The majority of XML is structured around how data is stored. It does not concern itself with presentation. This is where the Extensible Stylesheet Language (XSL) comes in. XSL has a similar functionality to XQuery. However XSL is much older than XQuery. It allows you to transform XML to a presentation format such as HTML.
There are two places you can perform an XSL transformation. It can be done on the server with the resulting output such as HTML being piped to the client. Or you can send both the XML and XSL data for the client to do the transformation. It is recommend that the server do this. You cannot always guarantee that a client Web browser has the capability to do the transformation.
The transformation makes use of an XSL stylesheet. The default behavior of an empty stylesheet is to traverse the children of an XML data tree and print the PCDATA elements. However you normally add template matches to the stylesheet in XPath format. When such a match is made, the code in that template block is executed and the traversal normally stops. You can issues an apply-templates command in this block. That causes XSL to continue processing the templates you instruct it to (with the default being all children elements in the tree).
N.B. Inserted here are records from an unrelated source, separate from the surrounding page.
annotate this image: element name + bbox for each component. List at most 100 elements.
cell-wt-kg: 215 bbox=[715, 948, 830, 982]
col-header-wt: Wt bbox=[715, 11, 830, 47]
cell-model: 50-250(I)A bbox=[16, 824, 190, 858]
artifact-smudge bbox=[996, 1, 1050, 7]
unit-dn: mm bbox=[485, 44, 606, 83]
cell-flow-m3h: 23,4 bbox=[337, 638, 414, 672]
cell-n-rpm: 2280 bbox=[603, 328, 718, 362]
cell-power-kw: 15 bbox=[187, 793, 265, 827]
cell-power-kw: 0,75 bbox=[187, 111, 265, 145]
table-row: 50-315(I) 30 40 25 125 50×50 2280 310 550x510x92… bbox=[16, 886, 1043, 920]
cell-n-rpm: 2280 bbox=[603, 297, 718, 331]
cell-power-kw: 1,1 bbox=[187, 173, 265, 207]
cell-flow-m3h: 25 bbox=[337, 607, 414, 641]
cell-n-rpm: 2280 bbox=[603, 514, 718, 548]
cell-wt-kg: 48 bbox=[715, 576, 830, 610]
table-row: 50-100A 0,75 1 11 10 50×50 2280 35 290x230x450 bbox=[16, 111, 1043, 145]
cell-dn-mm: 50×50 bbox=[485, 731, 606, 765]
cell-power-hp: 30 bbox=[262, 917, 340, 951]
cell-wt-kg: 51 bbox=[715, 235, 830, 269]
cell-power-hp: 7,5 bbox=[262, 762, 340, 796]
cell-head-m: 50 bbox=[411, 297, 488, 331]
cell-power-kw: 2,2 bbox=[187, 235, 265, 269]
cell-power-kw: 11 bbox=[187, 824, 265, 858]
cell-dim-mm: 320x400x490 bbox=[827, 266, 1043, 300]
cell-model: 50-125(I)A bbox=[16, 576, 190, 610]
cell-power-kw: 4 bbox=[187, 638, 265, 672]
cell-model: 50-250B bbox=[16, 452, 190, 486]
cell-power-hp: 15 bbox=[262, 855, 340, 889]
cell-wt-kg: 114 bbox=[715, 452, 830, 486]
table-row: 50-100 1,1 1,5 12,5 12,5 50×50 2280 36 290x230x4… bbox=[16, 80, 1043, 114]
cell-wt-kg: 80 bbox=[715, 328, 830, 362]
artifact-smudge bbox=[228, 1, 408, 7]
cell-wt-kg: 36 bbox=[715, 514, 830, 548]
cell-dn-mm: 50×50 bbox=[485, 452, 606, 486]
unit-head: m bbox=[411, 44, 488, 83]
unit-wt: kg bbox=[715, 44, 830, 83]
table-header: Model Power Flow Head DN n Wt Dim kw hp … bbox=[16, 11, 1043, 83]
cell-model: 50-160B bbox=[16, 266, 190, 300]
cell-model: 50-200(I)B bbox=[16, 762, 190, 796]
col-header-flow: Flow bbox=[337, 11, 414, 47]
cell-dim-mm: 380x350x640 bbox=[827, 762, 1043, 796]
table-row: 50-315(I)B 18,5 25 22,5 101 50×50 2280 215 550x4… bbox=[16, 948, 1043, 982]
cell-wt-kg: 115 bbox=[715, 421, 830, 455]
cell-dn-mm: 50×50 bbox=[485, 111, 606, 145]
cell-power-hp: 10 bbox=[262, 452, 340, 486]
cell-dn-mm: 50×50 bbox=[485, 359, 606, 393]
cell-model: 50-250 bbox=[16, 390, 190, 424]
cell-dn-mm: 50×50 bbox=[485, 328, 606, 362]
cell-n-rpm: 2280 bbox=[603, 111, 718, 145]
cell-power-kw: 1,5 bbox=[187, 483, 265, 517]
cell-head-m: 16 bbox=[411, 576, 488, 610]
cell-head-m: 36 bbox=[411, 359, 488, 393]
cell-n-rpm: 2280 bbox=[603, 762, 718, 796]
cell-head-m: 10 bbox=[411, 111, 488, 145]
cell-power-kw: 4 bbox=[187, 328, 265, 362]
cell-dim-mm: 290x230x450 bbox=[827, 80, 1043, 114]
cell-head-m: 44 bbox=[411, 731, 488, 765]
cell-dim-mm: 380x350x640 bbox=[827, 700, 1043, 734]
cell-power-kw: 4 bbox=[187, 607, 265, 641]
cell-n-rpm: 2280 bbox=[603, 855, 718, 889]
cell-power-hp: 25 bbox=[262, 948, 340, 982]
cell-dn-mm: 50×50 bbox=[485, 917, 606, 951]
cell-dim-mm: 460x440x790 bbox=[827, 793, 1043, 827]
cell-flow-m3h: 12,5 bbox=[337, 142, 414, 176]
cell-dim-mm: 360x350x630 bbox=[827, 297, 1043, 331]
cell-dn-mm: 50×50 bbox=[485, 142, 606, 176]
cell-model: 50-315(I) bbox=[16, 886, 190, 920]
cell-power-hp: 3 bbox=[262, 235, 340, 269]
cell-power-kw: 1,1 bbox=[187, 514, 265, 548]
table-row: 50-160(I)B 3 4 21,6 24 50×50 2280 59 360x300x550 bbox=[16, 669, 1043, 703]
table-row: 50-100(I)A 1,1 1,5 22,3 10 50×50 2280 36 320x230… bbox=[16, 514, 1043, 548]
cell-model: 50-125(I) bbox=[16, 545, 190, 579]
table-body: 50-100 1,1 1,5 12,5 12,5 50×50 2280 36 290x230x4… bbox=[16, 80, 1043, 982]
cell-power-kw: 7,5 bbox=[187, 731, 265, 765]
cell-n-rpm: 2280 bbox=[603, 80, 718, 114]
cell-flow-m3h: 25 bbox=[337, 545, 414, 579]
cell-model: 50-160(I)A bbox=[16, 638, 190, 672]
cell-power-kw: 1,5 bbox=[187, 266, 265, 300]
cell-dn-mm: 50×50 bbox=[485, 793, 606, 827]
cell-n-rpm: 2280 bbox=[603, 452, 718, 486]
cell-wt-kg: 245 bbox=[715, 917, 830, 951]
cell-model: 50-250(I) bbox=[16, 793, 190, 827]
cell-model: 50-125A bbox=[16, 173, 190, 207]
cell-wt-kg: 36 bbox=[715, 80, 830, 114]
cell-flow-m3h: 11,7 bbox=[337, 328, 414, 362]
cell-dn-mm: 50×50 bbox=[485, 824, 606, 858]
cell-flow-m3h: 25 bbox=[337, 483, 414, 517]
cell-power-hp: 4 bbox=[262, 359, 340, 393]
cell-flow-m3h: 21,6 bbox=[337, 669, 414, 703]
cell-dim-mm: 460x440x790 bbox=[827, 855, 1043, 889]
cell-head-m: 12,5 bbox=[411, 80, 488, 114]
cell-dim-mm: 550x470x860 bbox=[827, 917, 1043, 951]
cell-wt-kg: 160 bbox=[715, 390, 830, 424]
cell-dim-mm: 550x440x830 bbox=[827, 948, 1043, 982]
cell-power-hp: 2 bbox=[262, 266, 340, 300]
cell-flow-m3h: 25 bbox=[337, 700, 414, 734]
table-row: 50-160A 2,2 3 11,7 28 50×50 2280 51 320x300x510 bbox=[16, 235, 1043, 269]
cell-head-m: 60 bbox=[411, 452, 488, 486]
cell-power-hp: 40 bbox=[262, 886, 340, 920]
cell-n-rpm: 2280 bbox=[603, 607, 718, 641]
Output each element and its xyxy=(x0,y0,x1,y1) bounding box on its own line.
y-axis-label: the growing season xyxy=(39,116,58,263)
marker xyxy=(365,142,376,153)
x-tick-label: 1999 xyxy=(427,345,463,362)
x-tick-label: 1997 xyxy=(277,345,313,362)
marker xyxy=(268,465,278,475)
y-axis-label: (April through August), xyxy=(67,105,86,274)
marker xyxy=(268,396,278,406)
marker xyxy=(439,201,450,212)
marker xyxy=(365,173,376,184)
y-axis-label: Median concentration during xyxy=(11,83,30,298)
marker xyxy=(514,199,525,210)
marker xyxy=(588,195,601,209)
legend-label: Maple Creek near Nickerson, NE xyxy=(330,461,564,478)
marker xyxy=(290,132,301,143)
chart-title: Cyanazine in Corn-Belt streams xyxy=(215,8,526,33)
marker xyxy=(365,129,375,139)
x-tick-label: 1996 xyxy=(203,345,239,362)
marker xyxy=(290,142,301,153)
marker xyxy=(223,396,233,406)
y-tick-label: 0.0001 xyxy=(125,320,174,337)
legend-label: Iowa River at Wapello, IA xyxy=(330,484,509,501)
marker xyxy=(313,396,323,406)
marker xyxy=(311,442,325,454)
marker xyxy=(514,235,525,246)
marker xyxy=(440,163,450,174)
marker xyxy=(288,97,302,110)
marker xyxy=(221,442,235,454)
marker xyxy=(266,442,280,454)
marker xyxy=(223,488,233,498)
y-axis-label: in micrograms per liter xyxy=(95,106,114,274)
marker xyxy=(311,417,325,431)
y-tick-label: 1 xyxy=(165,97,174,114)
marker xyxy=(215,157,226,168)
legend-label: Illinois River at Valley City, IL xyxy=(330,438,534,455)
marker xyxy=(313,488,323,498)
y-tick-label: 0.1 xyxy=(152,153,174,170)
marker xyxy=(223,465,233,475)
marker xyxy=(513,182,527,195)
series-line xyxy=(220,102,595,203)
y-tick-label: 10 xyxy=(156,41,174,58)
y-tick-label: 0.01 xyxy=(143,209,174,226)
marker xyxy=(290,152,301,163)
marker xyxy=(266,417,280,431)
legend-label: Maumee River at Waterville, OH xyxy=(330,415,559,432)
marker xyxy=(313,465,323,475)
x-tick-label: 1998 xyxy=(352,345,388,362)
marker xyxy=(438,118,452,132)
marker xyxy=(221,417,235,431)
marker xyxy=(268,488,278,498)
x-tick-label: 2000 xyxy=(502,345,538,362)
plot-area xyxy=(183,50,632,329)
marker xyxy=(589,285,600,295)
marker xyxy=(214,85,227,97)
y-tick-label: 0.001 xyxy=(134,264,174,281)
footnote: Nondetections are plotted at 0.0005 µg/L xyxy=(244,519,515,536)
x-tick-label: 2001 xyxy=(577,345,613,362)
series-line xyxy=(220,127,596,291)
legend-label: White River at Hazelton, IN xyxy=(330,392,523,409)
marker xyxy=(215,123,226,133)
Here are a couple closing ideas on this brief intro to XSL. The XSL templates are never nested. And their order in the XSL file is not important. Execution is determined by the order of nodes in the XML tree, and the XPath information in the templates. Tomorrow we are going to learn how to use XSL formatting objects to turn XML into a PDF file. There is also another 3 day long class on the topic of XSL transformations by itself. So you know it is a huge topic that I cannot even start to cover here. I just wanted to share what little bit I have learned. I can't wait to get back to work and put some of this XML knowledge into action.